The physical basis of information flow in neural matter: a thermocoherent perspective on cognitive dynamics
A radical paper suggests neural info flows via heat-coupled quantum correlations, not just electrical signals.
A new theoretical paper by researcher Onur Pusuluk, published on arXiv, proposes a radical physical framework for how information flows in the brain. Dubbed the 'thermocoherent perspective,' it suggests that cognitive dynamics are not solely driven by classical electrical spikes. Instead, the theory posits that heat flow in neural tissue is reciprocally coupled to a delocalized information flow carried by shared quantum coherence—a phenomenon where particles like electrons or protons are correlated in a way not describable by local variables alone. This 'thermocoherent effect' means information could be a physical resource embedded in the relational structure (like quantum entanglement or discord) of the brain's microscopic components.
The framework identifies specific biological substrates where these 'partially hidden relational resources' might arise and become transiently accessible. These include ion-channel interfaces, hydrogen-bonded proton networks, aromatic π-electron systems, and phosphate-rich molecular motifs. The key argument is that under the right microscopic conditions, electrical, chemical, and thermal transport processes could generate or transduce these quantum-correlated states. Their mutual coupling could then progressively build larger-scale, thermocoherent organization across different spatial and temporal partitions of neural tissue, influencing signaling, relaxation, and cross-scale coordination.

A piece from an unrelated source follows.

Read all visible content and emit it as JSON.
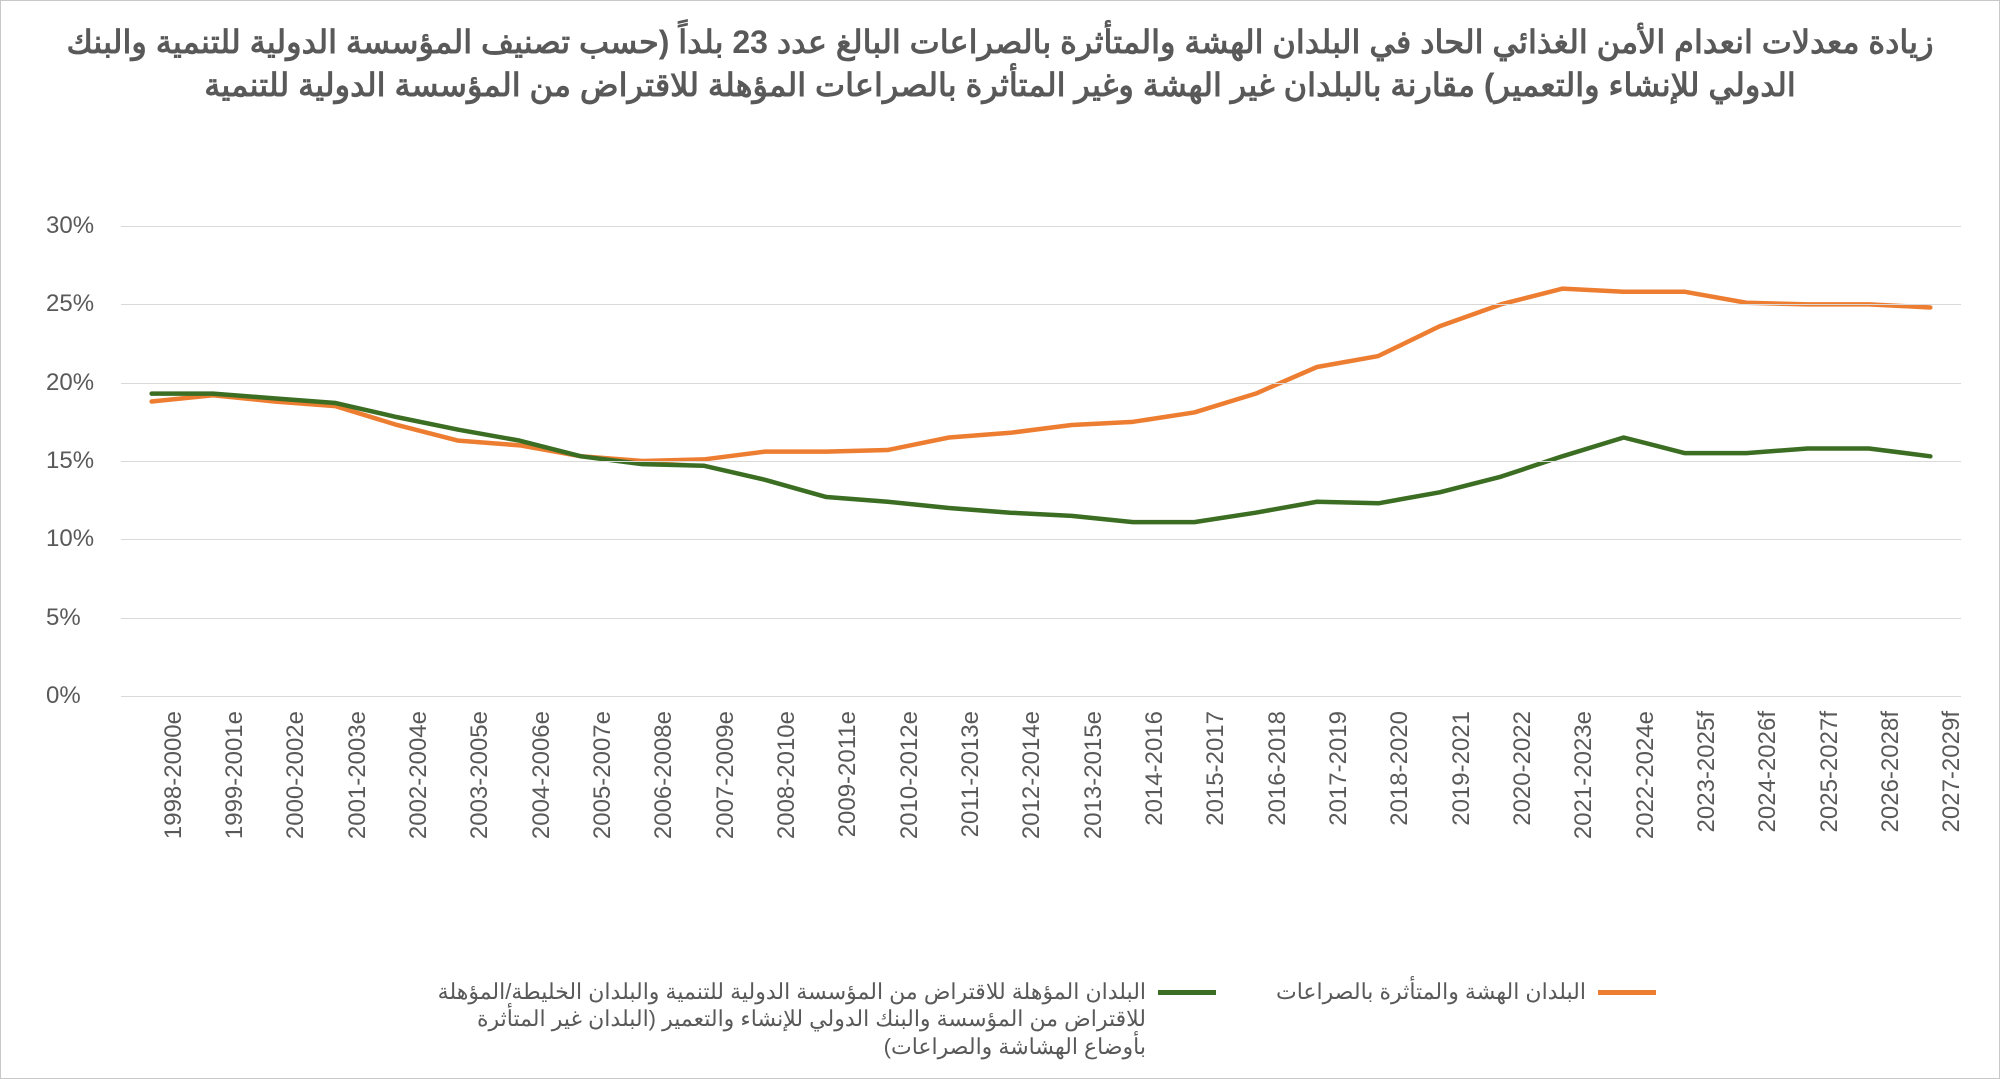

Crucially, the author clarifies this is not a claim of macroscopic quantum cognition (like a brain-sized quantum computer), nor a reduction of thought to abstract information coding. It is presented as a falsifiable, resource-theoretical framework. It aims to bridge the gap between the poorly specified physical basis of information in biology and the observable dynamics of cognition, suggesting that usable correlation resources, hidden from local descriptions, could fundamentally bias how the brain processes information.
- Proposes a 'thermocoherent effect' where heat flow couples to delocalized info flow via quantum coherence (e.g., entanglement, discord).
- Identifies ion channels, proton networks, and π-electron systems as potential substrates for generating these 'hidden relational resources.'
- Offers a falsifiable physical model for neural coordination that is neither macroscopic quantum cognition nor pure classical coding.
Why It Matters
Provides a novel, testable hypothesis for the physical basis of cognition, potentially bridging neuroscience, thermodynamics, and quantum information theory.